The topic of death brings me to my favorite tour during the trip: The Dark Heart of Rome Tour, given by the very sexy Angelo who reminded many of us of an Italian (though he was Australian) version of Johnny Depp. Not only did he look very handsome, but he also had the vivacity and gesticulations of Johnny Depp, as well as that hint of the enigmatic personality Depp produces. Anyway, the tour was amazing all by itself as he guided us to a church where inside everyday objects such as a chair or chandelier were constructed from human bones to the spot where miracles occurred because of a portrait of the Virgin Mary. After the tour, all of us in our group took a photo with the very hunky Angelo, under Elizabeth’s wise urging, before we scattered off to have very sweet dreams about our handsome guide.

However, not all guides were handsome. In fact, Angelo was pretty much the only sexy guide we had. (“Had” as in for a guide, not in any other way unfortunately.)  Not that this is relevant to anything academic, but I think it is important to note.
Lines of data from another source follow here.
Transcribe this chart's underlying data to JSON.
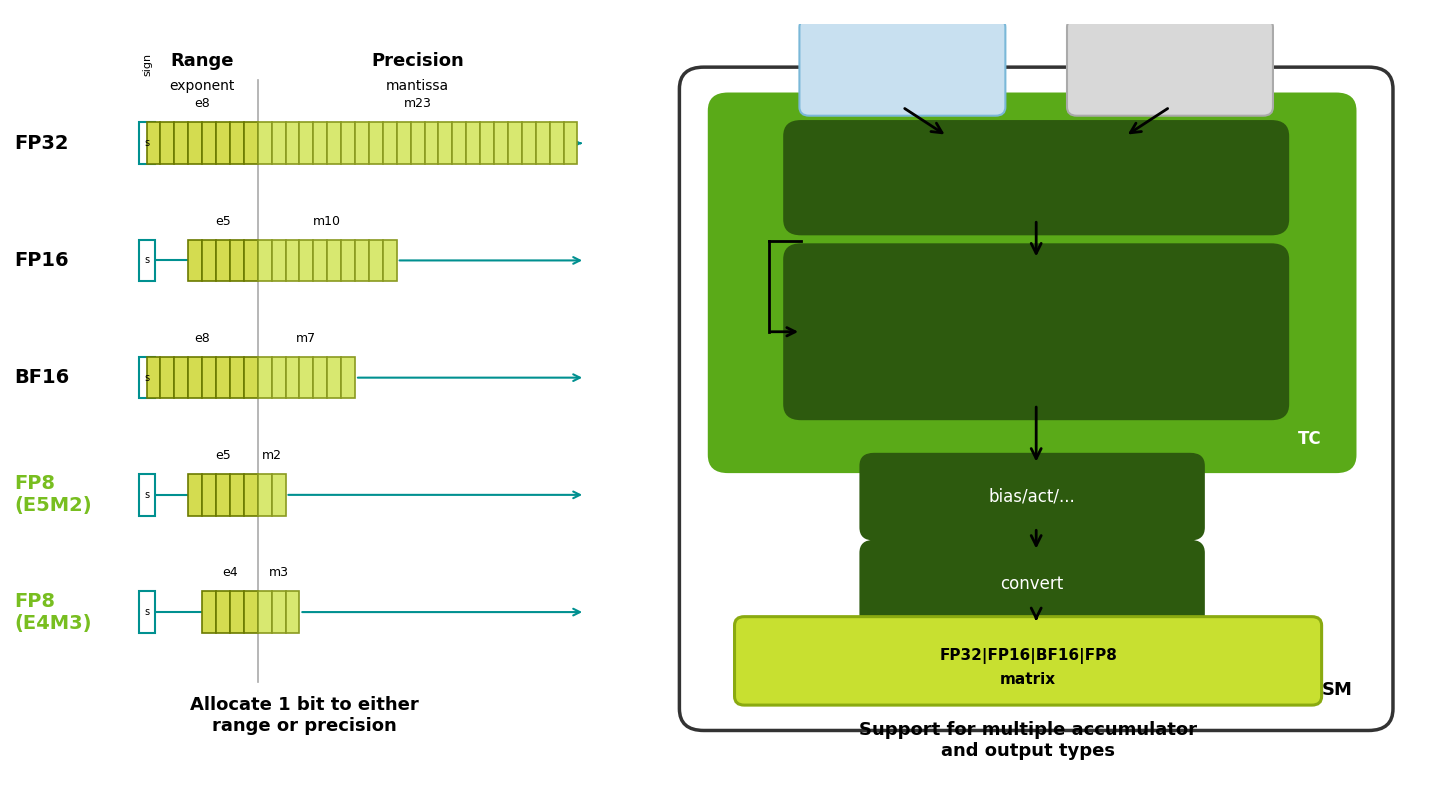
{
  "left_title": "Allocate 1 bit to either\nrange or precision",
  "right_title": "Support for multiple accumulator\nand output types",
  "formats": [
    {
      "name": "FP32",
      "color": "black",
      "sign": 1,
      "exponent": 8,
      "mantissa": 23,
      "exponent_label": "e8",
      "mantissa_label": "m23"
    },
    {
      "name": "FP16",
      "color": "black",
      "sign": 1,
      "exponent": 5,
      "mantissa": 10,
      "exponent_label": "e5",
      "mantissa_label": "m10"
    },
    {
      "name": "BF16",
      "color": "black",
      "sign": 1,
      "exponent": 8,
      "mantissa": 7,
      "exponent_label": "e8",
      "mantissa_label": "m7"
    },
    {
      "name": "FP8\n(E5M2)",
      "color": "#78be20",
      "sign": 1,
      "exponent": 5,
      "mantissa": 2,
      "exponent_label": "e5",
      "mantissa_label": "m2"
    },
    {
      "name": "FP8\n(E4M3)",
      "color": "#78be20",
      "sign": 1,
      "exponent": 4,
      "mantissa": 3,
      "exponent_label": "e4",
      "mantissa_label": "m3"
    }
  ],
  "bg_color": "#ffffff",
  "sign_edge_color": "#009090",
  "line_color": "#009090",
  "exp_fill_color": "#d4dc50",
  "exp_edge_color": "#6b7a00",
  "man_fill_color": "#d8e870",
  "man_edge_color": "#8a9a20",
  "tc_fill_color": "#5aaa18",
  "dark_green": "#2d5a0e",
  "output_fill": "#c8e030",
  "output_edge": "#8aaa10",
  "fp8_blue_fill": "#c8e0f0",
  "fp8_blue_edge": "#7ab8d8",
  "fp8_gray_fill": "#d8d8d8",
  "fp8_gray_edge": "#aaaaaa",
  "sm_edge": "#333333"
}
Yet, all our guides were interesting and had more than their share of personality. Our first guide, whose name I already forgot, wore a very old fashioned suit and kind of resembled a character from a Lemony Snicket book. A part of me believed him to be relatively harmless, yet I felt he could also be daring and/or nefarious, though that observation probably doesn’t make any sense to anyone but me. Ah, well.

Moving on, it is hard to determine what I enjoyed most about Rome and Italy. Certainly, a lot of things struck me as I wasn’t expecting the magnitude of apartment complexes and tiny automobiles. I guess I just never thought about the lack of space as space is something I truly take for granted. I adore my space and don’t know how I could deal without it. Sorrento was a great town to be in as it was not as obtrusive as Rome felt and I just liked the feel. Sorrento had everything: a college-town like atmosphere coupled with really great shopping areas and restaurants. The people seemed kinder in Sorrento as well. Romans could be rather snobbish, though they certainly knew how to have a good time, which is an asset I appreciate in anyone, no matter how questionable their character. (There were a few questionable characters as well, but I digress.) No matter what aspect of Italy I look at, even the negative ones, I appreciate everything I experienced. I really became acculturated much faster than I thought I would. Coming home was a strange reunion and it took at least a week to adjust to my own life here. Frankly, I had forgotten about my normal routines. Sure, I missed my boyfriend and friends, but I forgot about the things we all used to do together like go out for a drink or dance to bad music in my boyfriend’s kitchen.

 I wish to say that overall, I enjoyed the class and not just because I had the opportunity to travel to Italy, but I also enjoyed meeting all the people who went on the trip and learning all I could about Italian life, literature, and culture.  I hope others take this opportunity in the future and I know they will enjoy it just as much as I did and hopefully learn from it as well.

[1] The title isn’t meant to be serious or anything. It simply states what was on my mind most of the time as I wrote this paper.